Data.List.genericLength and Space Leaks

The codebase I regularly work with uses in many places integer types that are not Int, including Integer, Natural, Word32, Word64, etc. A number of functions in Data.List, however, only works with Int, such as length, and so there’s a lot of fromIntegrals floating around, which isn’t pretty. I was once tempted to get rid of all these fromIntegrals by using genericLength, and a coworker reviewing the PR pointed out that the doc of genericLength mentions the following:

It is, however, less efficient than length.

My first reaction was, how can genericLength be slower than fromIntegral . length? If that is the case, why wouldn’t it be implemented as fromIntegral . length?

So I took a look at the actual implementation:

genericLength           :: (Num i) => [a] -> i
{-# NOINLINE [1] genericLength #-}
genericLength []        =  0
genericLength (_:l)     =  1 + genericLength l

{-# RULES
  "genericLengthInt"     genericLength = (strictGenericLength :: [a] -> Int);
  "genericLengthInteger" genericLength = (strictGenericLength :: [a] -> Integer);
 #-}

strictGenericLength     :: (Num i) => [b] -> i
strictGenericLength l   =  gl l 0
                        where
                           gl [] a     = a
                           gl (_:xs) a = let a' = a + 1 in a' `seq` gl xs a'

It is apparent from the above that genericLength is basically implemented as a right fold, except that when i is either Int or Integer, it uses strictGenericLength instead, which is essentially a strict left fold. The default right fold implementation can be extremely inefficient because it builds up a thunk,

1 + (1 + (1 + ...

that is as large as the list itself, before starting to reduce it.
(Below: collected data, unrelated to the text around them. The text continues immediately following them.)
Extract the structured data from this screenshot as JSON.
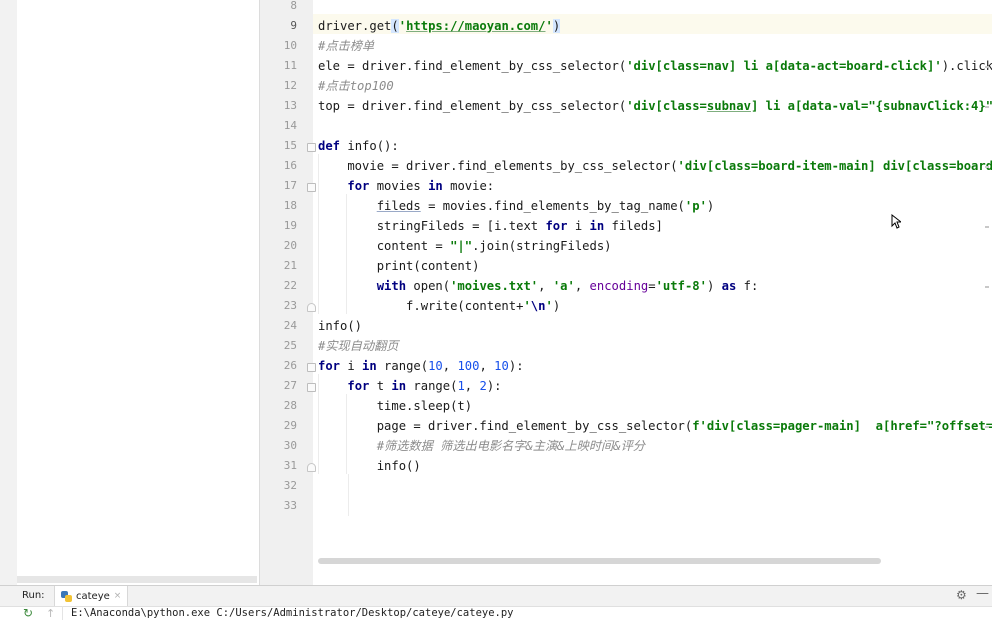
{
  "editor": {
    "line_numbers": [
      "8",
      "9",
      "10",
      "11",
      "12",
      "13",
      "14",
      "15",
      "16",
      "17",
      "18",
      "19",
      "20",
      "21",
      "22",
      "23",
      "24",
      "25",
      "26",
      "27",
      "28",
      "29",
      "30",
      "31",
      "32",
      "33"
    ],
    "current_line": "9"
  },
  "run_panel": {
    "label": "Run:",
    "tab_name": "cateye",
    "close_glyph": "×",
    "command": "E:\\Anaconda\\python.exe C:/Users/Administrator/Desktop/cateye/cateye.py"
  },
  "icons": {
    "settings": "gear-icon",
    "minimize": "minimize-icon",
    "rerun": "rerun-icon",
    "scroll_up": "up-arrow-icon",
    "python_file": "python-file-icon"
  },
  "colors": {
    "keyword": "#000080",
    "string": "#0a7a0a",
    "comment": "#8c8c8c",
    "number": "#1750eb",
    "kwarg": "#660099",
    "current_line_bg": "#fcfaed"
  }
}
For a detailed explanation on why foldr (and the lazy foldl) can cause space leaks, and why the strict foldl' is a much better option for such cases, see “foldr foldl foldl’”. What this means is that genericLength is as efficient as length for Int and Integer, but much less efficient for many other integer types like Word and Natural.

This begs the question: why is genericLength implemented this way? Why not always use strictGenericLength? I asked this very question on Stack Overflow, and the answer is that it is implemented this way so that it can work with lazy natural numbers. This is also mentioned in this GHC wiki page. The wiki page also mentions another argument against genericLength: code that uses it and does not give the result an explicit signature will get Integer by default, which is usually not what one wants. In this case, though, GHC will give you a “type defaults” warning, so as long as you enable all warnings, you shouldn’t get an Integer unknowingly.

The other generic functions in Data.List, including genericTake, genericDrop, genericSplitAt, genericIndex and genericReplicate, are safe to use as they don’t have the same issue as genericLength. To sum up, it is a good idea to almost always avoid genericLength unless you really know what you are doing.